Human learning from natural language instruction doesn’t have a counterpart in broader machine learning practice today,” Andreas explains, “and that’s what we’re trying to change in my group.
In addition to using language to understand and interpret the decisions behind machine learning models, Andreas is also interested in using language to train machine learning models. Here, he suggests it’s important to consider how we as humans learn new skills. If, for example, you want to learn a new recipe to bake a cake, it is unlikely that you will watch thousands of videos of people baking cakes. Most likely, you’ll read a cookbook and perhaps watch a video. “Human learning from natural language instruction doesn’t have a counterpart in broader machine learning practice today,” Andreas explains, “and that’s what we’re trying to change in my group. We’re developing tools to train machine learning models by teaching them with language, rather than by just showing them examples.”
According to Andreas, his desire to explore problems with real-world impact is directly related to his experience building machine learning models designed to interact with real users.
Before coming to the Institute, he was involved in a startup that spun out of his graduate research group at UC Berkeley and was ultimately acquired by Microsoft. The technology he helped develop now powers conversational interfaces within several Microsoft products.
“I think about the tools I’m developing scaling up to millions, tens of millions, or hundreds of millions of users,” he says. He frequently engages with industry via collaborations fostered through MIT ILP and the MIT Computer Science and AI Laboratory (CSAIL) Alliances Program. Currently, he is working with Sony, applying the tools he develops at the Institute to provide insight into the multinational’s in-house computer vision models. He has also worked with organizations like Google on core tools to improve their natural language processing.
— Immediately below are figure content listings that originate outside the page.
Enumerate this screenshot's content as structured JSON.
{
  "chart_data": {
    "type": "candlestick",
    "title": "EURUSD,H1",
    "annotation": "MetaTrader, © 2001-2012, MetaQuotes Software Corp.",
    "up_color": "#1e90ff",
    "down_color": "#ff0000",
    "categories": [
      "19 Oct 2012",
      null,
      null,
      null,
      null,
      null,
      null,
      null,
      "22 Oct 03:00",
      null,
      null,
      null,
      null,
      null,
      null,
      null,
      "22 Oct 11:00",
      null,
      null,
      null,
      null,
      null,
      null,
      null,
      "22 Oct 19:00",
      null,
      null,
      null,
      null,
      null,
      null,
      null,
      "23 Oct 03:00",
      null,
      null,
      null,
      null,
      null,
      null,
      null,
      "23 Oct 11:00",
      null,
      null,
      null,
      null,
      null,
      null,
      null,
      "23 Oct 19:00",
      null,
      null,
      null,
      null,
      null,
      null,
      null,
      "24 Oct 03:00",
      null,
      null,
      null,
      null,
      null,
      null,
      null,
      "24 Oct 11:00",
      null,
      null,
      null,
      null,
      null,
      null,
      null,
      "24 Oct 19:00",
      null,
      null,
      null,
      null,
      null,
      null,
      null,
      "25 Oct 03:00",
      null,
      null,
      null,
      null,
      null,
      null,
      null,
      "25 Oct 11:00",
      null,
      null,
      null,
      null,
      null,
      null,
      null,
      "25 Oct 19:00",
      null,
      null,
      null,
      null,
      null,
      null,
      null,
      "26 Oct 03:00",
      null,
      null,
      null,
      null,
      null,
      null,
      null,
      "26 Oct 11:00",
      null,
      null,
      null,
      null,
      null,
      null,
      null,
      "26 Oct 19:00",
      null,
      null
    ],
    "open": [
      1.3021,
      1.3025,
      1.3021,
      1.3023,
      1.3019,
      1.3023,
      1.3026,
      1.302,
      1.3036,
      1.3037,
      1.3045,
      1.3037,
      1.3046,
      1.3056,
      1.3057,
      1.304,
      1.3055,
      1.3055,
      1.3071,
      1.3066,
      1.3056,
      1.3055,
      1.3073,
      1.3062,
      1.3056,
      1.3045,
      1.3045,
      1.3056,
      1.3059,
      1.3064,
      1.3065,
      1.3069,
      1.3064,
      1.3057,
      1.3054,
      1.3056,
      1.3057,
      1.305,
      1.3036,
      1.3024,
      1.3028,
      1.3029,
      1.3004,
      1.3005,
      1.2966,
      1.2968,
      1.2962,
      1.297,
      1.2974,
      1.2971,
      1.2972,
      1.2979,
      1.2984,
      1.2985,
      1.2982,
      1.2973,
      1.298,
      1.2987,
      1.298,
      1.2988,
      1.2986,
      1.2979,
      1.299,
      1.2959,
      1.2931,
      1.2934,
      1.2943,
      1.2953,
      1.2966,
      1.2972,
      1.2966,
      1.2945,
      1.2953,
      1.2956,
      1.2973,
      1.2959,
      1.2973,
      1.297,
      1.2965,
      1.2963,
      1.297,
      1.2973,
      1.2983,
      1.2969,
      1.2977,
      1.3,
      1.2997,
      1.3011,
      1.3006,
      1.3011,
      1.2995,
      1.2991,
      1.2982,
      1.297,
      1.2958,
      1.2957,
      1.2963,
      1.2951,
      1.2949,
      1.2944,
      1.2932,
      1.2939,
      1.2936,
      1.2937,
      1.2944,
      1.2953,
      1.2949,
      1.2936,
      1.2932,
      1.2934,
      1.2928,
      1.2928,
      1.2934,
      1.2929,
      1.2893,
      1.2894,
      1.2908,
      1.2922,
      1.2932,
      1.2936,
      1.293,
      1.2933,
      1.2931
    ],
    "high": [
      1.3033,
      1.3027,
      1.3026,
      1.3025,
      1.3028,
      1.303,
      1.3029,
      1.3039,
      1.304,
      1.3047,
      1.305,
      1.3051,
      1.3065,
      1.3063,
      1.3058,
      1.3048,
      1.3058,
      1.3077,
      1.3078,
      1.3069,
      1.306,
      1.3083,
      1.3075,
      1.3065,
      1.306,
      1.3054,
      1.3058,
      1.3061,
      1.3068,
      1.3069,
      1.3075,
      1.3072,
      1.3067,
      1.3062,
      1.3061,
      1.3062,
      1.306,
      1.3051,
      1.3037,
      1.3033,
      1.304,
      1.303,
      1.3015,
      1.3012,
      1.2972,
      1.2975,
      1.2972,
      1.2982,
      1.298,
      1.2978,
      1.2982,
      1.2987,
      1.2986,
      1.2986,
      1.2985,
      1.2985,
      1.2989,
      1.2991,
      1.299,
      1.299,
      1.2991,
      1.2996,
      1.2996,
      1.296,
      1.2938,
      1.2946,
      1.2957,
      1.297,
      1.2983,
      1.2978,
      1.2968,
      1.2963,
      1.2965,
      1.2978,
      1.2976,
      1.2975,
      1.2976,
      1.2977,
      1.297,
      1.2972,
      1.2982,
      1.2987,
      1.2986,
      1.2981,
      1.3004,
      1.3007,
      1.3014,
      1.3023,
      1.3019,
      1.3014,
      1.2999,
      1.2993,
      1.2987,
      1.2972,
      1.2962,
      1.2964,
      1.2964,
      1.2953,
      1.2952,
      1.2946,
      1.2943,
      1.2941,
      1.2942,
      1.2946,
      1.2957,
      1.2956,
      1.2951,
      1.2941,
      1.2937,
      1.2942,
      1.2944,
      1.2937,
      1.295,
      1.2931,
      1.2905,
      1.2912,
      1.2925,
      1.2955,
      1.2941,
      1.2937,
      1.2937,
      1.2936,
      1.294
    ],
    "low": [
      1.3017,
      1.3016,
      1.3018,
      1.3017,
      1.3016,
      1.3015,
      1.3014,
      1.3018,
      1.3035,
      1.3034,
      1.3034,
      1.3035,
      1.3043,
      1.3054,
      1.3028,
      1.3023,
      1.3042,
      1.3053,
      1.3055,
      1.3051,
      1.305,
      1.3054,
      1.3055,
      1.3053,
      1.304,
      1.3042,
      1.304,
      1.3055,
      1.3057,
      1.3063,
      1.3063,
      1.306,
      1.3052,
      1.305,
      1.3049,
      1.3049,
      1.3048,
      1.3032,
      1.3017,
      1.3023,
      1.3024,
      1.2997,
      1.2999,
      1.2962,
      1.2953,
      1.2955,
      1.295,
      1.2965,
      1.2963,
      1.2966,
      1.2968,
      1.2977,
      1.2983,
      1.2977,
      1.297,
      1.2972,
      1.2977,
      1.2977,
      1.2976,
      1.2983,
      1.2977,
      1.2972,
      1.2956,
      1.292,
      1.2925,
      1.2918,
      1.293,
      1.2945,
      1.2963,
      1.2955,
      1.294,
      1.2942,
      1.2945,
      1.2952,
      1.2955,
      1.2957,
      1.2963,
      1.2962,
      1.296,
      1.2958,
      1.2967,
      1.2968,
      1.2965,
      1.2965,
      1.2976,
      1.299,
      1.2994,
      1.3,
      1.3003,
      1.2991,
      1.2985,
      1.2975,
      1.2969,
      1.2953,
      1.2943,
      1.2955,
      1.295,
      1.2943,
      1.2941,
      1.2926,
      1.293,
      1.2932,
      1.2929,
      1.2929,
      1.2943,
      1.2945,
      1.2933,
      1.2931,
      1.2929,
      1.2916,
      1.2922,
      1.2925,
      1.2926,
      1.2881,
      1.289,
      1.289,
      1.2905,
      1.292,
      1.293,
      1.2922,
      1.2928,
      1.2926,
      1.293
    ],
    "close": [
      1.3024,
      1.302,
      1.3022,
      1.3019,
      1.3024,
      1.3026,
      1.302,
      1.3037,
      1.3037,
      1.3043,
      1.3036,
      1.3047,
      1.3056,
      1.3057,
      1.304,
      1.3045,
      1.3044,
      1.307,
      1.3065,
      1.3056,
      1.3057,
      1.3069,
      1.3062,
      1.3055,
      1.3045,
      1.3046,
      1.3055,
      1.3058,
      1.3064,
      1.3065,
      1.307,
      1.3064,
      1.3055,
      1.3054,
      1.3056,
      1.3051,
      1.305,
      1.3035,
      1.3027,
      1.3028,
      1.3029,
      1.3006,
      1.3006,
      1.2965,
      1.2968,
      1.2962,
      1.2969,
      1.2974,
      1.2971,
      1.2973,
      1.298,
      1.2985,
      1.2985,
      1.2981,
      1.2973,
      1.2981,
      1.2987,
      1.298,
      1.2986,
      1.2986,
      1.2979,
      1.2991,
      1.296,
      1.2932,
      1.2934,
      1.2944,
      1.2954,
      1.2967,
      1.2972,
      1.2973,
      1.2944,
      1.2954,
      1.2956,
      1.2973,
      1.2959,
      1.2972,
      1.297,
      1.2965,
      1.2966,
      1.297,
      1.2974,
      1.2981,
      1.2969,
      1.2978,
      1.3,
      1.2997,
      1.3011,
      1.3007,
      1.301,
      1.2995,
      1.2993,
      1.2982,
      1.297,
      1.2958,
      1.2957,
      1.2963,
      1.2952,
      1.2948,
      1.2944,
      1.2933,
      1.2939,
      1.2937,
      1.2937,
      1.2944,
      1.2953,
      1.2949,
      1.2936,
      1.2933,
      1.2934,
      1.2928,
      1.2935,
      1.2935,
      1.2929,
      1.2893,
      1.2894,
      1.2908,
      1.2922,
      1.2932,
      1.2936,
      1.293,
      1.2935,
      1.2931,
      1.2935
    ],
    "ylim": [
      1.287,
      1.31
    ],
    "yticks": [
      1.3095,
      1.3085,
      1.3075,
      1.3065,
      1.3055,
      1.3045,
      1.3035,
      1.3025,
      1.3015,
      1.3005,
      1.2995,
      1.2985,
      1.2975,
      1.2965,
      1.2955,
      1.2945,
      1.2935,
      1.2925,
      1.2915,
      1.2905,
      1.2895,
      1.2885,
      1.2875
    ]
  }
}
Through the exploration of language and how we as humans learn, Andreas and the Language Intelligence group at MIT are helping to rethink how we interact with AI. One of the big takeaways of his research is that collecting more robot demonstrations or more images of products may not be the most effective way to build better machine learning models. Using language as a source of information can often be much more efficient. “At the Language and Intelligence group, we want to devise methods for training AI systems that use language in the same way that we as humans learn most of our complex skills: by reading, by being instructed, and not just by looking at demonstrations,” he says.